Kidneys play an important role in regulating the composition of blood. They maintain mineral balance, exact proportion of water and acid-alkali balance in the blood. They regulate the osmotic pressure of the body fluids and concentration of salts in the blood. It is very essential because if the concentration of salts within the body fluids exceeds that within the cells, water passes out of the cell to the fluids. As a result of this, cells shrivel and die. On the other hand, if the concentration of salts in the fluids is less than the cells, water passes into the cells making them swell and burst.

Interesting points about excretion through kidney

(i) About 130 ml of filtrate are formed per minute in the glomeruli of the two kidneys of man.

(ii) About 99% of the water of the filtrate is reabsorbed as it passes down the nephron.

(iii) Body salts excreted in human urine may amount to 2.2% and urea 6% of the volume of urine.

(iv) The yellow colour of urine is due to a pigment called urochrome.

(v) About 1600 ml urine is excreted by an adult in 24 hours. A nephron is a 5-cm long tubule.

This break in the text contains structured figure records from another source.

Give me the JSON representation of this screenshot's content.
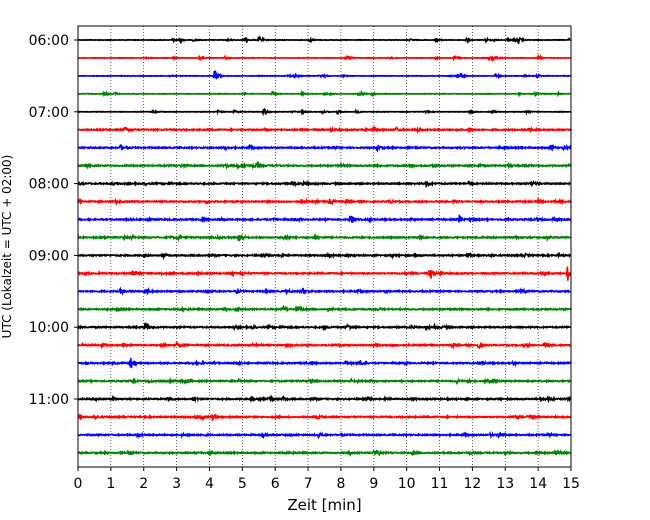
{
  "chart_data": {
    "type": "line",
    "title": "",
    "xlabel": "Zeit  [min]",
    "ylabel": "UTC (Lokalzeit = UTC + 02:00)",
    "xlim": [
      0,
      15
    ],
    "x_ticks": [
      "0",
      "1",
      "2",
      "3",
      "4",
      "5",
      "6",
      "7",
      "8",
      "9",
      "10",
      "11",
      "12",
      "13",
      "14",
      "15"
    ],
    "y_tick_labels": [
      "06:00",
      "07:00",
      "08:00",
      "09:00",
      "10:00",
      "11:00"
    ],
    "grid": "vertical dotted at each minute",
    "trace_interval_minutes": 15,
    "first_trace": "06:00",
    "trace_count": 24,
    "colors": [
      "#000000",
      "#ff0000",
      "#0000ff",
      "#008000"
    ],
    "events": [
      {
        "trace": 0,
        "t": 3.1,
        "a": 0.35
      },
      {
        "trace": 0,
        "t": 10.9,
        "a": 0.35
      },
      {
        "trace": 0,
        "t": 13.4,
        "a": 0.5
      },
      {
        "trace": 1,
        "t": 8.2,
        "a": 0.3
      },
      {
        "trace": 2,
        "t": 4.15,
        "a": 1.0
      },
      {
        "trace": 2,
        "t": 12.7,
        "a": 0.4
      },
      {
        "trace": 3,
        "t": 13.9,
        "a": 0.35
      },
      {
        "trace": 4,
        "t": 5.65,
        "a": 0.65
      },
      {
        "trace": 4,
        "t": 7.9,
        "a": 0.3
      },
      {
        "trace": 5,
        "t": 9.0,
        "a": 0.4
      },
      {
        "trace": 5,
        "t": 11.9,
        "a": 0.35
      },
      {
        "trace": 6,
        "t": 1.3,
        "a": 0.45
      },
      {
        "trace": 6,
        "t": 9.1,
        "a": 0.4
      },
      {
        "trace": 7,
        "t": 5.0,
        "a": 0.4
      },
      {
        "trace": 7,
        "t": 10.1,
        "a": 0.35
      },
      {
        "trace": 8,
        "t": 10.6,
        "a": 0.6
      },
      {
        "trace": 8,
        "t": 13.8,
        "a": 0.35
      },
      {
        "trace": 9,
        "t": 6.8,
        "a": 0.35
      },
      {
        "trace": 9,
        "t": 14.0,
        "a": 0.35
      },
      {
        "trace": 10,
        "t": 8.3,
        "a": 0.85
      },
      {
        "trace": 10,
        "t": 11.6,
        "a": 0.75
      },
      {
        "trace": 11,
        "t": 4.9,
        "a": 0.9
      },
      {
        "trace": 11,
        "t": 7.2,
        "a": 0.35
      },
      {
        "trace": 12,
        "t": 2.6,
        "a": 0.4
      },
      {
        "trace": 12,
        "t": 7.6,
        "a": 0.35
      },
      {
        "trace": 13,
        "t": 10.7,
        "a": 0.7
      },
      {
        "trace": 13,
        "t": 14.9,
        "a": 1.3
      },
      {
        "trace": 14,
        "t": 1.3,
        "a": 0.5
      },
      {
        "trace": 14,
        "t": 3.9,
        "a": 0.4
      },
      {
        "trace": 15,
        "t": 7.6,
        "a": 0.3
      },
      {
        "trace": 16,
        "t": 2.05,
        "a": 0.85
      },
      {
        "trace": 16,
        "t": 8.2,
        "a": 0.4
      },
      {
        "trace": 17,
        "t": 12.2,
        "a": 0.6
      },
      {
        "trace": 17,
        "t": 14.2,
        "a": 0.35
      },
      {
        "trace": 18,
        "t": 1.6,
        "a": 0.85
      },
      {
        "trace": 18,
        "t": 8.6,
        "a": 0.4
      },
      {
        "trace": 19,
        "t": 12.4,
        "a": 0.3
      },
      {
        "trace": 20,
        "t": 3.5,
        "a": 0.35
      },
      {
        "trace": 20,
        "t": 14.3,
        "a": 0.35
      },
      {
        "trace": 21,
        "t": 3.75,
        "a": 0.45
      },
      {
        "trace": 21,
        "t": 13.3,
        "a": 0.35
      },
      {
        "trace": 22,
        "t": 5.6,
        "a": 0.45
      },
      {
        "trace": 22,
        "t": 12.8,
        "a": 0.35
      },
      {
        "trace": 23,
        "t": 9.0,
        "a": 0.5
      },
      {
        "trace": 23,
        "t": 4.0,
        "a": 0.35
      }
    ]
  }
}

(vi) Urination is called micturition. This is a reflex action (quick action) controlled by the spinal cord.

Dialysis

In dialysis or haemodialysis, one of the arteries of the patient is connected to a cellophane tube lying in a bath of isotonic solution with blood. The other end of the cellophane tube is connected to a vein of the patient. As the blood passes along the cellophane tube, urea and other nitrogenous compounds diffuse out into the dialysis solution.

Artificial Kidney

The principle of dialysis is applied for purifying he blood of those patients whose kidneys are either damaged or do not function. Through surgery, the damaged kidney is removed and in its place another kidney from the healthy body of a donor is transplanted. In some cases the service of an artificial kidney is utilized. In such a kidney the blood of a patient is passed through cellophane tube suspended in salt solution. This salt solution is similar in composition to blood plasma. As the blood flows through cellophane tube, the impurities of blood such as ammonia and urea are filtered out, while proteins and other useful substances are retained within the tube. Such filtering of blood is haemodialysis. The purified blood is returned to the body after a series of such dialysis. In this process some anticoagulants have to be added to the blood during dialysis.

Note:

Take a cellophane tube or bag. Fill it with a solution of sodium chloride and starch, tie the bag with a thread and suspend it in a beaker containing distilled water. Let it remain like this for a few hours. Now test the water in the beaker and that in cellophane bag for the presence of starch and common salt. For testing common salt add silver nitrate to the water. It will produce white precipitate of silver chloride. Iodine solution is added to water for the test of starch. Water will change into dark blue color, if iodine is added to the water having starch. After these tests you will find that starch is present in the cellophane bag, while common salt has come out and mixed in the distilled water of beaker. It shows that cellophane is semi permeable and allows only the molecules of common salt to move across it. The pores in the cellophane are large enough to let the sodium and chloride ions pass through freely, but are smaller in size than the large molecules of starch.